The plots were treated for foliage feeders, such as loopers and sucking pests, such as stink bugs. Dowdy believes that insect thresholds for normal soybean production does not hold true with high-yield beans. He is not content with "some pests." "If they are eating my leaves, they are eating my factory," he says. Dimlin, Belt and Prevathon provided pest control for worms. Stink bugs were treated with Fastac. Dowdy looked to control downy mildew and soybean rust with Approach Prima and Stratego YLD. He made three passes with fungicides.

Brandt's B-Moly was applied with Brandt Smart Trio to supply foliar nitrogen, boron and molybdenum. Smart Trio also includes sulfur, manganese and zinc.

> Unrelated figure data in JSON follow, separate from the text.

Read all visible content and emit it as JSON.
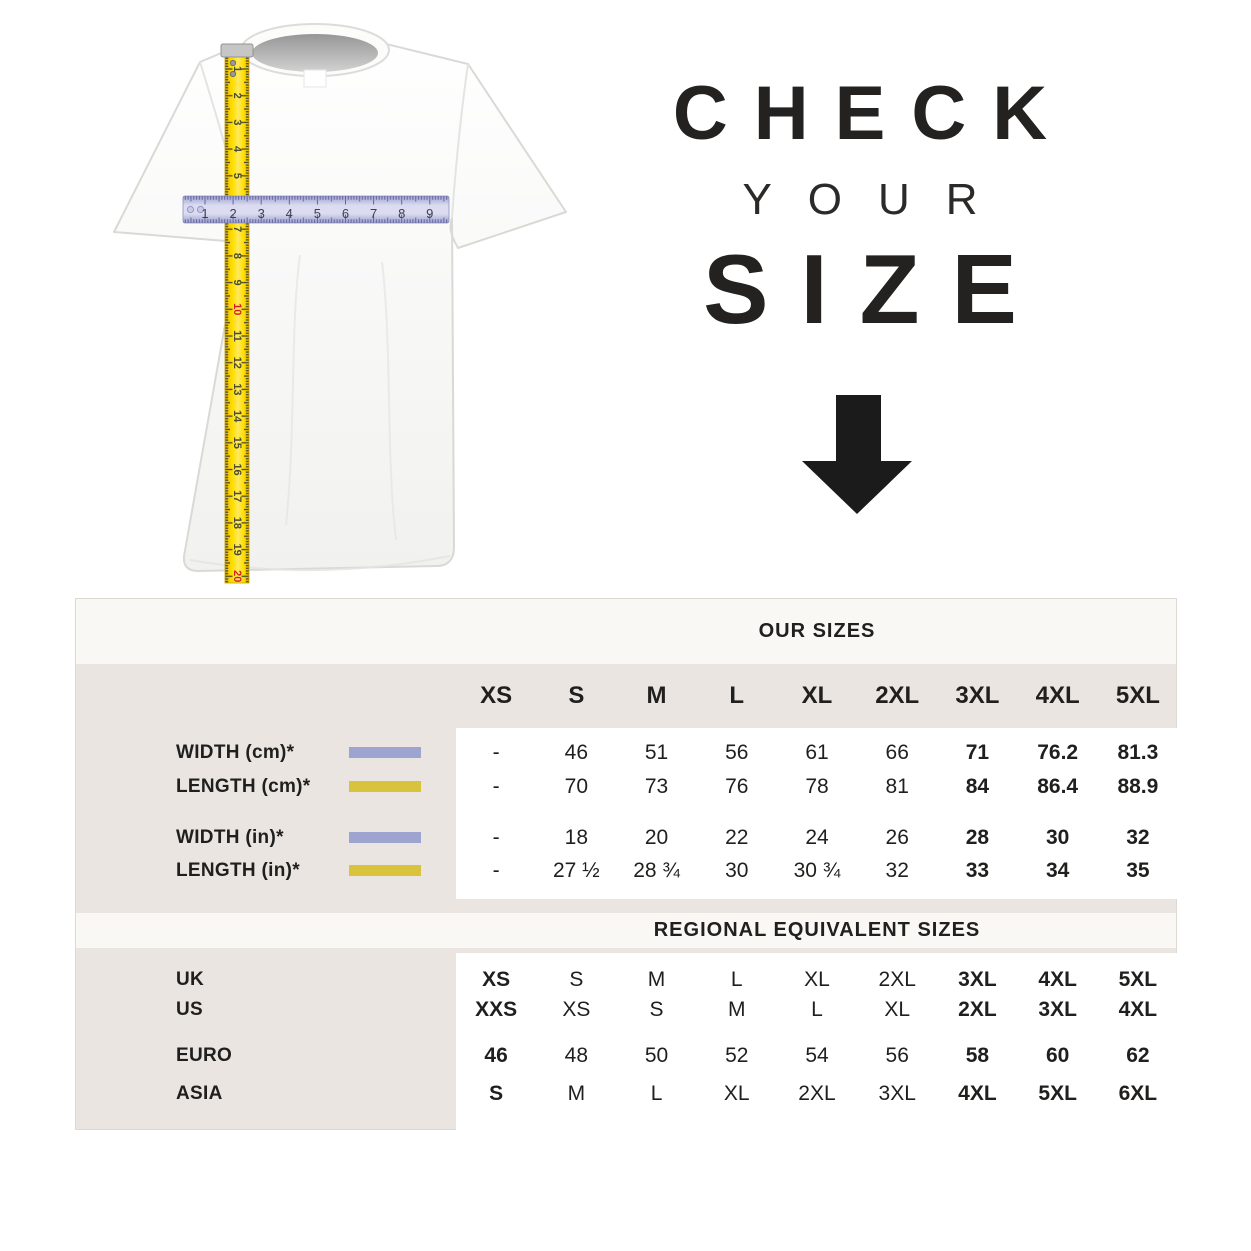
{
  "headline": {
    "line1": "CHECK",
    "line2": "YOUR",
    "line3": "SIZE",
    "arrow_color": "#1b1b1b"
  },
  "illustration": {
    "tape_numbers": [
      "1",
      "2",
      "3",
      "4",
      "5",
      "6",
      "7",
      "8",
      "9",
      "10",
      "11",
      "12",
      "13",
      "14",
      "15",
      "16",
      "17",
      "18",
      "19",
      "20"
    ],
    "tape_red_numbers": [
      "10",
      "20"
    ],
    "ruler_numbers": [
      "1",
      "2",
      "3",
      "4",
      "5",
      "6",
      "7",
      "8",
      "9"
    ],
    "tape_color": "#ffdf00",
    "ruler_color": "#c9cbe8"
  },
  "size_chart": {
    "our_sizes_title": "OUR SIZES",
    "regional_title": "REGIONAL EQUIVALENT SIZES",
    "sizes": [
      "XS",
      "S",
      "M",
      "L",
      "XL",
      "2XL",
      "3XL",
      "4XL",
      "5XL"
    ],
    "colors": {
      "panel_beige": "#eae5e1",
      "band_offwhite": "#faf8f5",
      "swatch_lavender": "#9ea4d0",
      "swatch_yellow": "#d9c23c",
      "text": "#21201e"
    },
    "measurement_rows": [
      {
        "label": "WIDTH (cm)*",
        "swatch": "lavender",
        "values": [
          "-",
          "46",
          "51",
          "56",
          "61",
          "66",
          "71",
          "76.2",
          "81.3"
        ],
        "bold": [
          6,
          7,
          8
        ]
      },
      {
        "label": "LENGTH (cm)*",
        "swatch": "yellow",
        "values": [
          "-",
          "70",
          "73",
          "76",
          "78",
          "81",
          "84",
          "86.4",
          "88.9"
        ],
        "bold": [
          6,
          7,
          8
        ]
      },
      {
        "label": "WIDTH (in)*",
        "swatch": "lavender",
        "values": [
          "-",
          "18",
          "20",
          "22",
          "24",
          "26",
          "28",
          "30",
          "32"
        ],
        "bold": [
          6,
          7,
          8
        ]
      },
      {
        "label": "LENGTH (in)*",
        "swatch": "yellow",
        "values": [
          "-",
          "27 ½",
          "28 ¾",
          "30",
          "30 ¾",
          "32",
          "33",
          "34",
          "35"
        ],
        "bold": [
          6,
          7,
          8
        ]
      }
    ],
    "regional_rows": [
      {
        "label": "UK",
        "values": [
          "XS",
          "S",
          "M",
          "L",
          "XL",
          "2XL",
          "3XL",
          "4XL",
          "5XL"
        ],
        "bold": [
          0,
          6,
          7,
          8
        ]
      },
      {
        "label": "US",
        "values": [
          "XXS",
          "XS",
          "S",
          "M",
          "L",
          "XL",
          "2XL",
          "3XL",
          "4XL"
        ],
        "bold": [
          0,
          6,
          7,
          8
        ]
      },
      {
        "label": "EURO",
        "values": [
          "46",
          "48",
          "50",
          "52",
          "54",
          "56",
          "58",
          "60",
          "62"
        ],
        "bold": [
          0,
          6,
          7,
          8
        ]
      },
      {
        "label": "ASIA",
        "values": [
          "S",
          "M",
          "L",
          "XL",
          "2XL",
          "3XL",
          "4XL",
          "5XL",
          "6XL"
        ],
        "bold": [
          0,
          6,
          7,
          8
        ]
      }
    ]
  }
}
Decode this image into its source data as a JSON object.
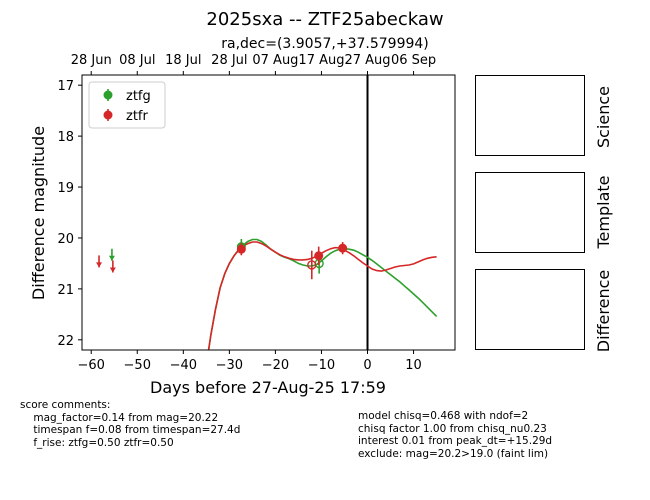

Weed control was challenging, especially for morning glories and sicklepod. On the advice of Georgia Extension weed researcher Eric Proskto, Dowdy next year plans to apply Warrant for pre-emergence residual control, Prefix (Dual and Reflex) plus Roundup two weeks later and then, Roundup and First Rate, two weeks after that.

Monty's Liquid Carbon was applied this year with Warrant. It is a soil conditioner designed to reduce soil compaction and improve overall soil health.

The crop never wanted for water. As the heavy seasonal rains ended, Dowdy applied 1 inch to 1½ inches a week during blooming, and then 2½ inches a week after that.

"The key to the success of this crop is God and God's blessings of good weather," Dowdy says. Management is another. "The key is managing stress—or eliminating it. Fertility. Tissue samples. Weeds. Insects. Planting populations. Water. It's the entire system," he says.